There are many sayings which argue that knowledge is power. I don’t know however how strong it is, particularly in an era when what you know comes second to who you know… Nonetheless, we all have fun with seemingly useless and random information, like “If you keep a goldfish in a dark room, it will eventually turn white”. You never know when it will come in handy – well maybe not the goldfish fact, but you might need to know, for example that there are no clocks in Las Vegas gambling casinos, or that a “hairbreadth away” is 1/48 of an inch, and an inch is 2.54 centimeters. Either way, it is certainly better to know something than to be found in a situation where you need to frown, blush and pretend to be muttering something in order to avoid that awkward moment of not knowing the right response.
But sometimes what you think you know is not even close to what you actually do. A very interesting online survey concerning public knowledge of science and religion in the US has actually revealed just that. That even things you presume as given, as guaranteed knowledge, and as obvious facts, are…well, not.

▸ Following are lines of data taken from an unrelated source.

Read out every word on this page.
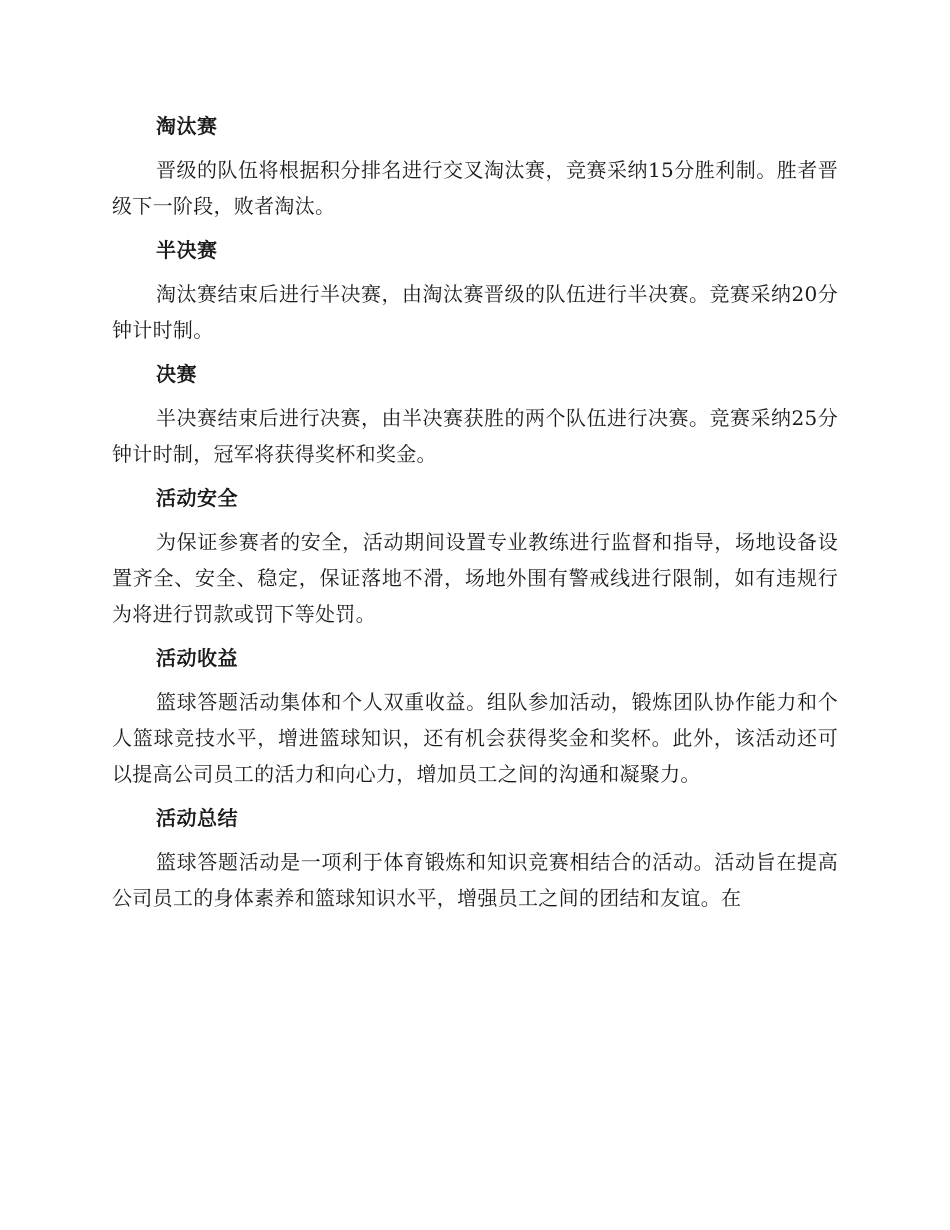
淘汰赛

晋级的队伍将根据积分排名进行交叉淘汰赛，竞赛采纳15分胜利制。胜者晋级下一阶段，败者淘汰。

半决赛

淘汰赛结束后进行半决赛，由淘汰赛晋级的队伍进行半决赛。竞赛采纳20分钟计时制。

决赛

半决赛结束后进行决赛，由半决赛获胜的两个队伍进行决赛。竞赛采纳25分钟计时制，冠军将获得奖杯和奖金。

活动安全

为保证参赛者的安全，活动期间设置专业教练进行监督和指导，场地设备设置齐全、安全、稳定，保证落地不滑，场地外围有警戒线进行限制，如有违规行为将进行罚款或罚下等处罚。

活动收益

篮球答题活动集体和个人双重收益。组队参加活动，锻炼团队协作能力和个人篮球竞技水平，增进篮球知识，还有机会获得奖金和奖杯。此外，该活动还可以提高公司员工的活力和向心力，增加员工之间的沟通和凝聚力。

活动总结

篮球答题活动是一项利于体育锻炼和知识竞赛相结合的活动。活动旨在提高公司员工的身体素养和篮球知识水平，增强员工之间的团结和友谊。在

There are people who don’t know that carbon dioxide causes rising temperatures, despite climate change, global warming and greenhouse gases being a major concern of the 21st century. Even in things that are considered basic knowledge, people are found lacking information, or simply appearing ignorant of these facts.
Teachers and lecturers themselves can testify on the “pearls of wisdom” found in student responses. And although some are imaginative and creative, others are simply silly.
Even in enquiring young people at random what national holiday a country is celebrating at a given day, receives replies that definitely call for a face-palm simply to avoid slapping them right then and there. To some extremes, some people don’t even know what Christmas and Easter stand for, apart from presents and chocolate eggs respectively. Gulping at amazement at the response, people who know the right answer are left wondering what exactly it is that education these days offers. And whose fault is it – the education system’s? The educators? Or the people themselves? Is it that we are so lost in the mundane and the casual that we no longer care about the important stuff? Or is it because our attention span is depleting to such an extent due to the technology peak that we can no longer truly concentrate on storing long-term valuable information?
Whichever the answer, the words of Confucius resonate soundly in an era of widespread information but little knowledge: “real knowledge is to know the extent of one’s ignorance”.